EU AI Act compliance for HealthTech SaaS founders

HealthTech is the most complex industry under the EU AI Act because the regime stacks with the Medical Devices Regulation (MDR, EU 2017/745). If your product is regulated as a medical device, Annex II of the AI Act pulls it into high-risk territory. Most patient-facing AI in digital health is high-risk. The Chapter III obligations apply on 2 August 2026 for Annex III categories; for Annex II (medical devices), the implementation date is 2 August 2027 but most national regulators expect readiness in 2026. Penalty ceiling is €15M or 3% of global turnover.

Is your product high-risk under Annex III?

HealthTech intersects with three parts of the Act:

  • Annex II: AI systems that are safety components of medical devices regulated under EU 2017/745 (MDR). Most diagnostic AI, decision-support AI, and patient-monitoring AI sits here.
  • Annex III point 5(a): AI for evaluation of natural persons by public authorities (e.g., disability assessments).
  • Annex III point 7: AI for migration or asylum decisions, relevant only for very specific health-tech serving border health screening.
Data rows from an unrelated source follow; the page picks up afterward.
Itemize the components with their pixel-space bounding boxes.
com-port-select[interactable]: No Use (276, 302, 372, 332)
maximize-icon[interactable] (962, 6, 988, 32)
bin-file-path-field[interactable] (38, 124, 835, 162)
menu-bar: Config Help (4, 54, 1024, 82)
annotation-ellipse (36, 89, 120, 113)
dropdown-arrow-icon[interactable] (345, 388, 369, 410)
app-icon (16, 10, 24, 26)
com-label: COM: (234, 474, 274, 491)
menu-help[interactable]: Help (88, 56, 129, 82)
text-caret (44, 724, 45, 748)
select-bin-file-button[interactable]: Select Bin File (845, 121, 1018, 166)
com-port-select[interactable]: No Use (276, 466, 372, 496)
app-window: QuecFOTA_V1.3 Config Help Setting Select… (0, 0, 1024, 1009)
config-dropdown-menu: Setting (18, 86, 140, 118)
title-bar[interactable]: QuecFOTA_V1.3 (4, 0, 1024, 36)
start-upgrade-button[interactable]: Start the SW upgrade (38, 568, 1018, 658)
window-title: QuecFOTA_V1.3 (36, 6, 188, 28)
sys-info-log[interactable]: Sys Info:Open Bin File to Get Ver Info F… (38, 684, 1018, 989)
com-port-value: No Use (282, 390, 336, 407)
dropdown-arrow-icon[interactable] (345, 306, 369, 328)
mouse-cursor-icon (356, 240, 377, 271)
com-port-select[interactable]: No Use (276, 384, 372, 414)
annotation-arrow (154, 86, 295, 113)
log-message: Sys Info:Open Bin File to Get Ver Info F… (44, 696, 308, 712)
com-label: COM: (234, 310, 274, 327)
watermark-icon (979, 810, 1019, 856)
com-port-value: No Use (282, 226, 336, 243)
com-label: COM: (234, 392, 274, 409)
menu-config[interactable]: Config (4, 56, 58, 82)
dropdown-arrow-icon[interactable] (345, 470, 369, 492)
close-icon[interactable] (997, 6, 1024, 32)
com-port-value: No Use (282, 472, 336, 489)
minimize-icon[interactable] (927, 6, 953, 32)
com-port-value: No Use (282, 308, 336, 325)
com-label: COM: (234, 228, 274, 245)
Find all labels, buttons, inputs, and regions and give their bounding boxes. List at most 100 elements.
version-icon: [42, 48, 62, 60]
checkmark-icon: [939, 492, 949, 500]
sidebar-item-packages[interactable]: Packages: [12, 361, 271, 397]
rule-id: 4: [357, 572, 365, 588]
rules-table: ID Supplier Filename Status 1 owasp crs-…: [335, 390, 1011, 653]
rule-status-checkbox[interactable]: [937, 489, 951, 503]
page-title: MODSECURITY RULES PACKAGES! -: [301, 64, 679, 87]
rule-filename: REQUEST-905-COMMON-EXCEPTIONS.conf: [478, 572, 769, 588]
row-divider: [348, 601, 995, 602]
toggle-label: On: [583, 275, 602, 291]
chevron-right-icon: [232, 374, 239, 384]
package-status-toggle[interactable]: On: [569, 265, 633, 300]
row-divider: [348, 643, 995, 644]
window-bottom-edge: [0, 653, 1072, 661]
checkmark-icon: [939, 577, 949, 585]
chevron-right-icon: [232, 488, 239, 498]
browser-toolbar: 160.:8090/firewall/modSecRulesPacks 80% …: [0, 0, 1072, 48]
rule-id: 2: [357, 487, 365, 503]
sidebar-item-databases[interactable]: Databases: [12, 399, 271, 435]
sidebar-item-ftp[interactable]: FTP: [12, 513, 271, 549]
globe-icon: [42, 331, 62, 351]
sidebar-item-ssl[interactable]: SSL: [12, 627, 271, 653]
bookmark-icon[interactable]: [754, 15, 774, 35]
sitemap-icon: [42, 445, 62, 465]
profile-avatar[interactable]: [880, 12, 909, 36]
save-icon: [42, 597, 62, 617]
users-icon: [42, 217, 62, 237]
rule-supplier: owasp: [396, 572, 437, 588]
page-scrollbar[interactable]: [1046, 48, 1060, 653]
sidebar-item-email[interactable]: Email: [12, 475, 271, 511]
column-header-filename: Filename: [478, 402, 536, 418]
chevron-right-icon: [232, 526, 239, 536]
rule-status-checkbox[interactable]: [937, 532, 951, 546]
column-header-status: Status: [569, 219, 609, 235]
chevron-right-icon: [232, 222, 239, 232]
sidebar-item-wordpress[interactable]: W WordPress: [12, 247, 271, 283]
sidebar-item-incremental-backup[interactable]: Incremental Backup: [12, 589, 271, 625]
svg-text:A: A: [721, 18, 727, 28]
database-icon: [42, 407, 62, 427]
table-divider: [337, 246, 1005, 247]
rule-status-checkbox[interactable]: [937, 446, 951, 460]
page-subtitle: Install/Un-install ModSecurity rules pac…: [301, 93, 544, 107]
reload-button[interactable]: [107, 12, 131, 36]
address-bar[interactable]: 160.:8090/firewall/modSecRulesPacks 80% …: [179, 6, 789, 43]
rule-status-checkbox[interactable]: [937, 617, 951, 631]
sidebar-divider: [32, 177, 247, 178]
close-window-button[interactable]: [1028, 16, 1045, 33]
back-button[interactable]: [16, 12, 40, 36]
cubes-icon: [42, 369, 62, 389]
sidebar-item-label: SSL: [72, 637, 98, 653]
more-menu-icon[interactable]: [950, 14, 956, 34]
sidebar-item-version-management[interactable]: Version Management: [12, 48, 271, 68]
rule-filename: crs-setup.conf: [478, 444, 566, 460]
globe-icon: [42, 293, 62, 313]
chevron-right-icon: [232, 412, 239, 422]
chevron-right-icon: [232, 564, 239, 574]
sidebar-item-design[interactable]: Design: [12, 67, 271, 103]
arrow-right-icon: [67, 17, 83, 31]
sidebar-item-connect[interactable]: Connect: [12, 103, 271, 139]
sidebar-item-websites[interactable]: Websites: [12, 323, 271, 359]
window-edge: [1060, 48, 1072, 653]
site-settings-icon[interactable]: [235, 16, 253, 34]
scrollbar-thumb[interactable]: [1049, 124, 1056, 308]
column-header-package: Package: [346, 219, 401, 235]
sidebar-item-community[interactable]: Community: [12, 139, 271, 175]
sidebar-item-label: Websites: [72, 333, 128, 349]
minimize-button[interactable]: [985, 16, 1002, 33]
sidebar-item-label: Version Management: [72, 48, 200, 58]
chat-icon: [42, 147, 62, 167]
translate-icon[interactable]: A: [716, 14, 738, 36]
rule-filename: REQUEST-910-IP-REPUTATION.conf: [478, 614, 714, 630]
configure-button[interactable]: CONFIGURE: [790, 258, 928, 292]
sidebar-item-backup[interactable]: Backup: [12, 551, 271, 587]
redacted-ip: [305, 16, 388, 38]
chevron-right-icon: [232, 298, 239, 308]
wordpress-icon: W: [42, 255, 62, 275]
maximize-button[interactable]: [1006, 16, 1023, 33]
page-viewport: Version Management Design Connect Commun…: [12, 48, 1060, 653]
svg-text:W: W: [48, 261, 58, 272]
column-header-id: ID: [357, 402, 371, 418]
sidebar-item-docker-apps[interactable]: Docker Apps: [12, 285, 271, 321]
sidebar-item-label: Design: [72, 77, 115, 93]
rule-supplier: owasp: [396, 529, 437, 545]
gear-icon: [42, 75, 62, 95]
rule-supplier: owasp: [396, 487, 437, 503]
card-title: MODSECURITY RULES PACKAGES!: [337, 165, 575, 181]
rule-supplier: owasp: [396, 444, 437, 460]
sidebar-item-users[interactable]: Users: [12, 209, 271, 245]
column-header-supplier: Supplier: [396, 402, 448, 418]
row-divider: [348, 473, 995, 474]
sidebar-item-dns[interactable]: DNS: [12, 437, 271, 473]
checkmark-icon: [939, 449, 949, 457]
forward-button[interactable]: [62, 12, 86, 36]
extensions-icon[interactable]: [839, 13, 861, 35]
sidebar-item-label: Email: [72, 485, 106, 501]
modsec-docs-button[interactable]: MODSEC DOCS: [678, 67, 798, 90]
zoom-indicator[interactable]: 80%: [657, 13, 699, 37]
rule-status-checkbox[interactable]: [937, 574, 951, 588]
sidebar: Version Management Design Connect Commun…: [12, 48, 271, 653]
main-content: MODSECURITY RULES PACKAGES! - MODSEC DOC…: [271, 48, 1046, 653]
If your product is CE-marked under MDR Class IIa or higher, you are likely high-risk under the AI Act too. The conformity assessment route depends on your existing notified body: most digital health vendors will use the same notified body for both MDR and AI Act conformity.

Article 50 transparency obligations

Article 50 applies regardless of medical-device status:

Article 50(1): patients interacting with your AI (chatbots, symptom checkers, mental health agents) must be told they are talking to AI.

Article 50(3): emotion recognition or biometric inference in mental health or behavioural health tools requires explicit disclosure.

Article 50(4): AI-generated medical content (auto-generated clinic notes, AI-summarised lab reports, AI-drafted patient letters) must be marked as AI-generated in a machine-readable way.

This stacks with GDPR Article 9 (special category data: health data needs explicit consent or another Article 9 basis) and member-state-specific health data rules.

Self-audit checklist before 2 August 2026

Seven checks before 2 August 2026:

  1. Confirm whether each AI feature is also a medical device under MDR. If yes, plan combined conformity.
  2. List all AI features against Annex II (MDR overlap) and Annex III (other high-risk categories).
  3. Document training data, particularly clinical validation data and any synthetic data generation. Bias testing across demographics is required under Article 10.
  4. Build the combined MDR and AI Act conformity assessment file. If you have an existing notified body, schedule a review now; notified-body queues are 9 to 18 months.
  5. Implement clinician-in-the-loop human oversight per Article 14. Patient-facing AI must have a documented escalation to a healthcare professional.
  6. Update patient-facing disclosures and clinician-facing dashboards with Article 50 language. Verify GDPR Article 9 consent capture.
  7. Set up the combined MDR vigilance and AI Act Article 73 incident reporting workflow.

Penalties and enforcement

Penalty ceilings: €15M or 3% of global turnover for high-risk failures or Article 50 failures, €7.5M or 1% for misinformation. Plus MDR fines stack separately (member-state defined, often €50,000 to €500,000 per violation). Worked example: a digital health SaaS with €4M ARR faces theoretical max of €120,000 (AI Act) plus €100,000 to €500,000 (MDR per member state). The biggest cost is hospital procurement: NHS, AOK, Assistance Publique already require both MDR and AI Act attestations for any AI-touching purchase.